Tennis knee injury treatment – A Prolotherapy success story
When Kam was an avid tennis player who played twice a week. He had always been lean and active and now at age 66, he wanted to remain so. He worried that his Knee Pain would interfere with his active lifestyle. Kam was like many patients – he had pain while walking down stairs and warming up for tennis. The pain when playing would abate somewhat during play, but after a match the pain would become fairly severe, sometimes taking five days to subside.
Prolotherapy for meniscal repair
For his own peace of mind, Kam had an MRI. The images showed a small Baker’s cyst, a tear of the medial meniscus, high-grade chondromalacia, a focal chondral defect, and joint effusion. Needless to say, this report did not give him the confidence that a conservative treatment like Prolotherapy would work for such a laundry list of problems. During his second visit, he expressed his worries to Dr. Hauser and feared he may need knee surgery. Though he did not have any noticeable improvement from the first treatment, Dr. Hauser reassured him that from the physical exam his knee did not seem as bad as the MRI indicated and that he should do well with Prolotherapy.
Physical Activity In Between Prolotherapy Treatments
Kam reported at his third Prolotherapy treatment that he had improved 50-80% in his day-to-day pain. Though he was playing tennis regularly he was still having a great deal of pain after playing, pain when sleeping on his side, difficulty going down stairs and difficulty completely straightening his left leg. It seemed that to Dr. Hauser that Kam was pushing too hard through the pain during his tennis matches. He wanted Kam to remain active, but the movements required during his tennis matches were too much for his injured knee. Here at Caring Medical, it is our job to counsel our patients that sometimes they will get better quicker if they avoid activities that cause sharp pain until they are completely healed with Prolotherapy, but we understand that athletes tend to push themselves and want to continue to play the sports they love.

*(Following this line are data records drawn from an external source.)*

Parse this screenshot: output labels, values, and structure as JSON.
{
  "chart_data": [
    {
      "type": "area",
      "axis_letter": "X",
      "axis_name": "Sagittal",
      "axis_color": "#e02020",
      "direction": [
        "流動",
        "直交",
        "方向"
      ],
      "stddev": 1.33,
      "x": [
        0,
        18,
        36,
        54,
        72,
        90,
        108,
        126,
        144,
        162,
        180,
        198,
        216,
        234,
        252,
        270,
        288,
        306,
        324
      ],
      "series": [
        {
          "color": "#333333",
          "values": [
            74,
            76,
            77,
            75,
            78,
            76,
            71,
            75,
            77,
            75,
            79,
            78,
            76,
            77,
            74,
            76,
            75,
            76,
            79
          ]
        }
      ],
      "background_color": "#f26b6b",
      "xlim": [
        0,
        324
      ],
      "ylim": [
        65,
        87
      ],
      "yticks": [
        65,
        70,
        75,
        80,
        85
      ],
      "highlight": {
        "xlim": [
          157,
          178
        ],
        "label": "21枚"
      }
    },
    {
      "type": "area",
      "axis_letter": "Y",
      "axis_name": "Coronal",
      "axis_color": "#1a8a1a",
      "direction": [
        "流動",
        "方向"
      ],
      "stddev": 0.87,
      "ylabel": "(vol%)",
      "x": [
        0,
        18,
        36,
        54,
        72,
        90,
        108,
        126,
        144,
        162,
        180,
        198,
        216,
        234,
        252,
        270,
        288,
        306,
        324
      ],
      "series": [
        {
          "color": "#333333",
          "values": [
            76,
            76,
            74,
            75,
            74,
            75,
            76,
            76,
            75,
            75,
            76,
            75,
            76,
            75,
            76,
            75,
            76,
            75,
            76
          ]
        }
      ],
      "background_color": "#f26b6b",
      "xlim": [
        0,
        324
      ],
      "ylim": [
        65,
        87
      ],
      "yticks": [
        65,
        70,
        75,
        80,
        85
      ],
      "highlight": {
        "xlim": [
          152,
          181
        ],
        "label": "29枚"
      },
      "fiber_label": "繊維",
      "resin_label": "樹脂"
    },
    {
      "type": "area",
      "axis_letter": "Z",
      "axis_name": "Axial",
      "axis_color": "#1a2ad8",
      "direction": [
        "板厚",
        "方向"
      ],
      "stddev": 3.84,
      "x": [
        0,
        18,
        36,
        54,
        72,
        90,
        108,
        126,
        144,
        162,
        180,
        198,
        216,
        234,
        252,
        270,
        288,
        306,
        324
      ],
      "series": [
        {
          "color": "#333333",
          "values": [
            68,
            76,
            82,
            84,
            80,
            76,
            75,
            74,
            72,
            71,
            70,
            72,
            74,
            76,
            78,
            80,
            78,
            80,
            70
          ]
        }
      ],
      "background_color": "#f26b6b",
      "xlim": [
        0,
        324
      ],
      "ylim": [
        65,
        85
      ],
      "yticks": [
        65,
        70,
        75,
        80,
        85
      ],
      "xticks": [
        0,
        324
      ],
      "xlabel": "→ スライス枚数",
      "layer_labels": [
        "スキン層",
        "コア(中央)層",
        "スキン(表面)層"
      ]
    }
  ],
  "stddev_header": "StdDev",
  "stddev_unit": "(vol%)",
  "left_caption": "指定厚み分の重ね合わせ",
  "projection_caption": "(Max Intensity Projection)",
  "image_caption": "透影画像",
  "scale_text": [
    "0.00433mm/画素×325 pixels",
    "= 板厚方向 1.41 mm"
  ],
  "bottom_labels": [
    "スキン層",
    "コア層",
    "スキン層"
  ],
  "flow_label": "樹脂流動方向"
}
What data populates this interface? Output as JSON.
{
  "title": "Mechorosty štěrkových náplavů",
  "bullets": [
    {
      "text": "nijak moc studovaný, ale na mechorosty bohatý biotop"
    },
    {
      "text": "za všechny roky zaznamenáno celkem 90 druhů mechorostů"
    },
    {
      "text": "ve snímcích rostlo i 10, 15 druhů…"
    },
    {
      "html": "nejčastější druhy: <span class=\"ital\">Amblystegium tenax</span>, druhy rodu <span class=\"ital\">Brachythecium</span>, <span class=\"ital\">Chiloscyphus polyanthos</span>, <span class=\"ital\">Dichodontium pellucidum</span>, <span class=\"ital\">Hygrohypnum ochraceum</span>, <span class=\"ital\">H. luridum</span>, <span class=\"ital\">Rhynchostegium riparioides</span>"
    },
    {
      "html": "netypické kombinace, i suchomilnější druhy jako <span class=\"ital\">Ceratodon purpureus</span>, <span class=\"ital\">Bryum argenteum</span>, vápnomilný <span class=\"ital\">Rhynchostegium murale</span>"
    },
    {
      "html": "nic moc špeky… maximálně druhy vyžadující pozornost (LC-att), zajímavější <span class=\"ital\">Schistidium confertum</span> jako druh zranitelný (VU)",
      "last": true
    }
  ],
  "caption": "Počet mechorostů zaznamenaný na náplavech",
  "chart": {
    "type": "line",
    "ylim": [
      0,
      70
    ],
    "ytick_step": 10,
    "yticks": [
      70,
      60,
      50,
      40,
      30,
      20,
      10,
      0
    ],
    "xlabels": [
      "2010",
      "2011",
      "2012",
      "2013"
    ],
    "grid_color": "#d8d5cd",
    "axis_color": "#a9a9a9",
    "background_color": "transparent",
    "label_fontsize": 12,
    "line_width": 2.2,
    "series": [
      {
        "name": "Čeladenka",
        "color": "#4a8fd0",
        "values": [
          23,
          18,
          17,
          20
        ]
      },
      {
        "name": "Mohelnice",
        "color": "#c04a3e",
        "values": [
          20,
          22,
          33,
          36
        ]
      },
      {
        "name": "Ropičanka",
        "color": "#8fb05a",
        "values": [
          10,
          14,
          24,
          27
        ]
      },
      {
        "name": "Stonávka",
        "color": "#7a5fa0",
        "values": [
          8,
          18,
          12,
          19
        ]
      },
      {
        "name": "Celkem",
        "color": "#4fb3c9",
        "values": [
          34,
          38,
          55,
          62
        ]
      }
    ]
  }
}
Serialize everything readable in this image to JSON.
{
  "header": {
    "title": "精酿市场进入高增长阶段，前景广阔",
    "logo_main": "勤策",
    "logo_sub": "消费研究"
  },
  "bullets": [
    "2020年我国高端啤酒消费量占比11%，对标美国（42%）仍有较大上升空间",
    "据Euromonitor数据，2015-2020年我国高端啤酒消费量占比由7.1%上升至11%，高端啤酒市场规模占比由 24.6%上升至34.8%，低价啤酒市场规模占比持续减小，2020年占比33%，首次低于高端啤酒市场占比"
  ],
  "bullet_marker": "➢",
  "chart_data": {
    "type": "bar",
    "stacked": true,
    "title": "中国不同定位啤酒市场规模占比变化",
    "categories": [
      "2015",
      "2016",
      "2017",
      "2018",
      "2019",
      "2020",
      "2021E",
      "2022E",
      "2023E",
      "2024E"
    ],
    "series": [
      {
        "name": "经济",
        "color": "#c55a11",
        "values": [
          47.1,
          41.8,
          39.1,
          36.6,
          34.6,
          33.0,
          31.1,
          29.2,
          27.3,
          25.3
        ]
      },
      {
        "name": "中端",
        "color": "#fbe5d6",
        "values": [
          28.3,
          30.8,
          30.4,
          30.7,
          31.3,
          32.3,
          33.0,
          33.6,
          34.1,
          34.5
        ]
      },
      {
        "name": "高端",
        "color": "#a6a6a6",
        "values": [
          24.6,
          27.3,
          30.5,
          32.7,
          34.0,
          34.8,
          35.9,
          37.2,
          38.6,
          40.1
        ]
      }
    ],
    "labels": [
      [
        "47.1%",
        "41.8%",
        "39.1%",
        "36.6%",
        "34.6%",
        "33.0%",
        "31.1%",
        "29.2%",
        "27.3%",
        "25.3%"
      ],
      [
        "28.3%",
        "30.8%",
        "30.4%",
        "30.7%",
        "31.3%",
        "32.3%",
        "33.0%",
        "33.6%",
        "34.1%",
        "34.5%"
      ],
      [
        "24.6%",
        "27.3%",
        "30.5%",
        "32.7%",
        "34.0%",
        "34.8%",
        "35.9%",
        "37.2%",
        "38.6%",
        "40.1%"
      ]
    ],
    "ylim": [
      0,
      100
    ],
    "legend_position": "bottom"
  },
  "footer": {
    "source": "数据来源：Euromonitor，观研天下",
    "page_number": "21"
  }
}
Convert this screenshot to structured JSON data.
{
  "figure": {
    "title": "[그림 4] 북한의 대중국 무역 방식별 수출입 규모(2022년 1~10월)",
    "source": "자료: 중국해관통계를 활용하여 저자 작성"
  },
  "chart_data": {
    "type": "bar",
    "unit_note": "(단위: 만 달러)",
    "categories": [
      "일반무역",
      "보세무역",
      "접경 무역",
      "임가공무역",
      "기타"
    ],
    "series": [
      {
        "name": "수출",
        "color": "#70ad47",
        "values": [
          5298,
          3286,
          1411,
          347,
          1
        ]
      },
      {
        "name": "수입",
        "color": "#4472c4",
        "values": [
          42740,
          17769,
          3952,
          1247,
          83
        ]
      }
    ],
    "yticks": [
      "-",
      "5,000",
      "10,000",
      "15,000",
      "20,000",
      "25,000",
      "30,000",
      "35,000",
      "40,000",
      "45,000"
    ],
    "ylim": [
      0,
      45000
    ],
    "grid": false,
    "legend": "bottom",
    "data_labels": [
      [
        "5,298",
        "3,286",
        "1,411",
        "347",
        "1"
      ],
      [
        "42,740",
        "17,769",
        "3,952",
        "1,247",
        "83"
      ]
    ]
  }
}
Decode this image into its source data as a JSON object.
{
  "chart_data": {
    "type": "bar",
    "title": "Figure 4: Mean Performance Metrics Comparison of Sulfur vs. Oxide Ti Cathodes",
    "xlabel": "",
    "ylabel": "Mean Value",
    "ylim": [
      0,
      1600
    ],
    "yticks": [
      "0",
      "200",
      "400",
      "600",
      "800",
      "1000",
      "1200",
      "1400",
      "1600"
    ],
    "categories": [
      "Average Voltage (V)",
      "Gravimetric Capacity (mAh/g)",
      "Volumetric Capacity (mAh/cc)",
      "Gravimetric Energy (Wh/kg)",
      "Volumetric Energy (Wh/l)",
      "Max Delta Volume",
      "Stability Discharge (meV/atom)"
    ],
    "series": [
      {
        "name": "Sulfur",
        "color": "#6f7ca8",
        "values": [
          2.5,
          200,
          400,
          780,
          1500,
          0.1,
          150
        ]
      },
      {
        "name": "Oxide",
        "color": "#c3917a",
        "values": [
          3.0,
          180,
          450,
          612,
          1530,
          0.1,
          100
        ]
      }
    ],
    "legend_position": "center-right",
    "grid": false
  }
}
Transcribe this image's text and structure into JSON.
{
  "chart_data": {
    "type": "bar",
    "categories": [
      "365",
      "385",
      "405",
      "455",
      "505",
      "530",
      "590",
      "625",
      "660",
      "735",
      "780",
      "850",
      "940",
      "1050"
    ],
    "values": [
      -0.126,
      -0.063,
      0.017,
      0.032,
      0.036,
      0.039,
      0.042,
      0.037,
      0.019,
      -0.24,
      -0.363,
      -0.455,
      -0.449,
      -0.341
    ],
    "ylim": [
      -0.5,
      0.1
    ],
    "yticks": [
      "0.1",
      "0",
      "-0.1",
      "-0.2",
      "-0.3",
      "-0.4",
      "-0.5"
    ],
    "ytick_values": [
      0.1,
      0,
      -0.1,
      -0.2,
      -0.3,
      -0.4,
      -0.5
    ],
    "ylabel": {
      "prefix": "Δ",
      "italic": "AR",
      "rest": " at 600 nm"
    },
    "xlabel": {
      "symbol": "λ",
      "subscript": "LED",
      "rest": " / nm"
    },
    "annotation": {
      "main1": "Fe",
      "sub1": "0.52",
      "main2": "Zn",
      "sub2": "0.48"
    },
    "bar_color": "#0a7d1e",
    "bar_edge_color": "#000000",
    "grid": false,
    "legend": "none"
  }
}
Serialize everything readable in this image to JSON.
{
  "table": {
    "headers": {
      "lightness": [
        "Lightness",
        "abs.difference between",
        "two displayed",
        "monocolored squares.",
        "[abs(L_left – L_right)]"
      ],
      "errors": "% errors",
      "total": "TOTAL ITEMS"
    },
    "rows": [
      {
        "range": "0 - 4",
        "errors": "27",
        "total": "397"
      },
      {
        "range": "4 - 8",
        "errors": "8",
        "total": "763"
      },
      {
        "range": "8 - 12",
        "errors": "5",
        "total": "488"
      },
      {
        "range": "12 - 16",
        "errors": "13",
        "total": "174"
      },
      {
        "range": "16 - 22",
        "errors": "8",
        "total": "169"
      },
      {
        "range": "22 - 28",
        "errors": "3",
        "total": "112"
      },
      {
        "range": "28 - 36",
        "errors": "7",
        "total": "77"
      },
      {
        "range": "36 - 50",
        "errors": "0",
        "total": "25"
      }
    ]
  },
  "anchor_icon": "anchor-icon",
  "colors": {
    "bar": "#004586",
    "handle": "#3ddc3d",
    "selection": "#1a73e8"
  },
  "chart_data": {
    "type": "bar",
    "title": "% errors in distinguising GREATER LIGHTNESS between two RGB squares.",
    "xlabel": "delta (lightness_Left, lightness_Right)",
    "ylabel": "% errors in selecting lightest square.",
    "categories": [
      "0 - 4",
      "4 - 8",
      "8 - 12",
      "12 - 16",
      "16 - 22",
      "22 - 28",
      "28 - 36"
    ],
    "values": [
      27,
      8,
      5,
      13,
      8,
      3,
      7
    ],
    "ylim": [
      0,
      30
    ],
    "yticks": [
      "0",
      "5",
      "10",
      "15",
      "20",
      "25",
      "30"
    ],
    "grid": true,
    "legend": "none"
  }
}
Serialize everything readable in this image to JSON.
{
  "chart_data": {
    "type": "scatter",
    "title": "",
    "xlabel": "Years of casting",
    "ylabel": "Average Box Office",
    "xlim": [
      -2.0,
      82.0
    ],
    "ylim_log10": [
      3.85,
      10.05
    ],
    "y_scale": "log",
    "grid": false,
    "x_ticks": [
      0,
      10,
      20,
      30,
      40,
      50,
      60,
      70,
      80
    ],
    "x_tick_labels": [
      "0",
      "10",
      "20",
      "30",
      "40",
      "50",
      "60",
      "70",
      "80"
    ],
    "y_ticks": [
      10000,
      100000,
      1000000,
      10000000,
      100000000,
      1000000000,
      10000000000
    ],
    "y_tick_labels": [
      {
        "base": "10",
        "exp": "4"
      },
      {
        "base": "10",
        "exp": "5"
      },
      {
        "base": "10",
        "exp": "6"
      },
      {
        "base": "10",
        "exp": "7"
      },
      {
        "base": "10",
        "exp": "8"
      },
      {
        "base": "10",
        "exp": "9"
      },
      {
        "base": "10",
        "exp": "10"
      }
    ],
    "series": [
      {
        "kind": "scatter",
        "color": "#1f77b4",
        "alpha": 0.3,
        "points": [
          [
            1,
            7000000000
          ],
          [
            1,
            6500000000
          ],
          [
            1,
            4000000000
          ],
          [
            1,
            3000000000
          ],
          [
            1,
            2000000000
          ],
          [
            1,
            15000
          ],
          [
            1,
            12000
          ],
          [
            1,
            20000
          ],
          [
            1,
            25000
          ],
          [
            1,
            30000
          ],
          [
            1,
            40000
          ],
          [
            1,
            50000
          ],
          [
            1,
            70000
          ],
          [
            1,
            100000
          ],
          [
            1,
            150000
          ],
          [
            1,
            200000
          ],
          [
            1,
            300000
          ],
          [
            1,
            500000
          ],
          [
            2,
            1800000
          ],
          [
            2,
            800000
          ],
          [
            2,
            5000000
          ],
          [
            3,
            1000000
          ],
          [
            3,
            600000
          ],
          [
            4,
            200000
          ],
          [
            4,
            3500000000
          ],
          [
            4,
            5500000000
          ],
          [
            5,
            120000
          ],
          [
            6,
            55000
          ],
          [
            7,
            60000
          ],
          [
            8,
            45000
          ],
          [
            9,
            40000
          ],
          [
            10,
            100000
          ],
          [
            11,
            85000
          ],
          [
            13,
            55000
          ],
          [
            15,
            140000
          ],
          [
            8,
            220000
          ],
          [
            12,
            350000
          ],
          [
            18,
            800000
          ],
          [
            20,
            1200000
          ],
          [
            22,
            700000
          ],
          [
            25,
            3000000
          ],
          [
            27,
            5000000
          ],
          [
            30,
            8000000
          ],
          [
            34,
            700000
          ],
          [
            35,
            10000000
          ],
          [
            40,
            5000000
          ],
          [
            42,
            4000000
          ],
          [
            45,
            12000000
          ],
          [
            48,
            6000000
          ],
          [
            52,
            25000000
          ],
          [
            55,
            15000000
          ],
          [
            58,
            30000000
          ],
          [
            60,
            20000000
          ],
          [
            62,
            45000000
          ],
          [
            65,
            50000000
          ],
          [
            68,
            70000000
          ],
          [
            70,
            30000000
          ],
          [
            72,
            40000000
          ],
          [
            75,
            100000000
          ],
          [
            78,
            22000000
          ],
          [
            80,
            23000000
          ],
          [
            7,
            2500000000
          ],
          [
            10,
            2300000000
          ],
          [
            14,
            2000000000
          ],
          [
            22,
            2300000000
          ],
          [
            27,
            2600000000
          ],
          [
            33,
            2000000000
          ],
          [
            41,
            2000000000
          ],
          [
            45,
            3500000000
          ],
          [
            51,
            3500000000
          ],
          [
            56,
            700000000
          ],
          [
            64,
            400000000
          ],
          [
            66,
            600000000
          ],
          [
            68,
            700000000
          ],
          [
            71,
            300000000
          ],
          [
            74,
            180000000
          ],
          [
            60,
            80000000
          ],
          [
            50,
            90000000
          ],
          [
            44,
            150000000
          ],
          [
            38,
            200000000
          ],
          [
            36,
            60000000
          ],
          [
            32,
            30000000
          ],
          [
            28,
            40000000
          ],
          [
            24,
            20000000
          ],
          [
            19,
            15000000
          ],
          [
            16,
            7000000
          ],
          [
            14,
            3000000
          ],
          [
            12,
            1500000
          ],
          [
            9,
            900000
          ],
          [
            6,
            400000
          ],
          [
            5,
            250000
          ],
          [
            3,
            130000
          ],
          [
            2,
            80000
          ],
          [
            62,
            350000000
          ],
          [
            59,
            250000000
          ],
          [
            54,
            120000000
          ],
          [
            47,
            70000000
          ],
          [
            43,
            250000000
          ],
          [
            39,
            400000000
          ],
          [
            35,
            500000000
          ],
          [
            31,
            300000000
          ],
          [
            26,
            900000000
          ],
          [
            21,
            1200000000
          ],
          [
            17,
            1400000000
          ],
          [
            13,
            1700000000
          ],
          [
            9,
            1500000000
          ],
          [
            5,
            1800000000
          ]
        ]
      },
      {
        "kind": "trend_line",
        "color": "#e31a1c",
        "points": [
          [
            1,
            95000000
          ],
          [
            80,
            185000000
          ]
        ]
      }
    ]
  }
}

So Kam took our advice to heart, and at his fourth visit, he said he had curtailed his tennis somewhat, only playing every other week two hours of doubles tennis. He said that stairs were becoming easier to negotiate and that it was less painful to turn over in bed when lying on his side. By the fifth visit, he really noticed that his knee was improving and it only took a day for his knee to recover after a tennis session, as before it would take five days. He was sleeping better and he noticed that the recumbent bike seemed to help his knee more than cycling in an upright position.
MRI is worse than the knee
We saw Kam nearly two years after his last knee Prolotherapy treatment and he told us that he was back to playing tennis two times per week (at age 68) and cycling regularly 30 minutes per day. Here was another situation where the MRI tried to scare the patient into surgery and, fortunately for this patient, they had faith in Prolotherapy.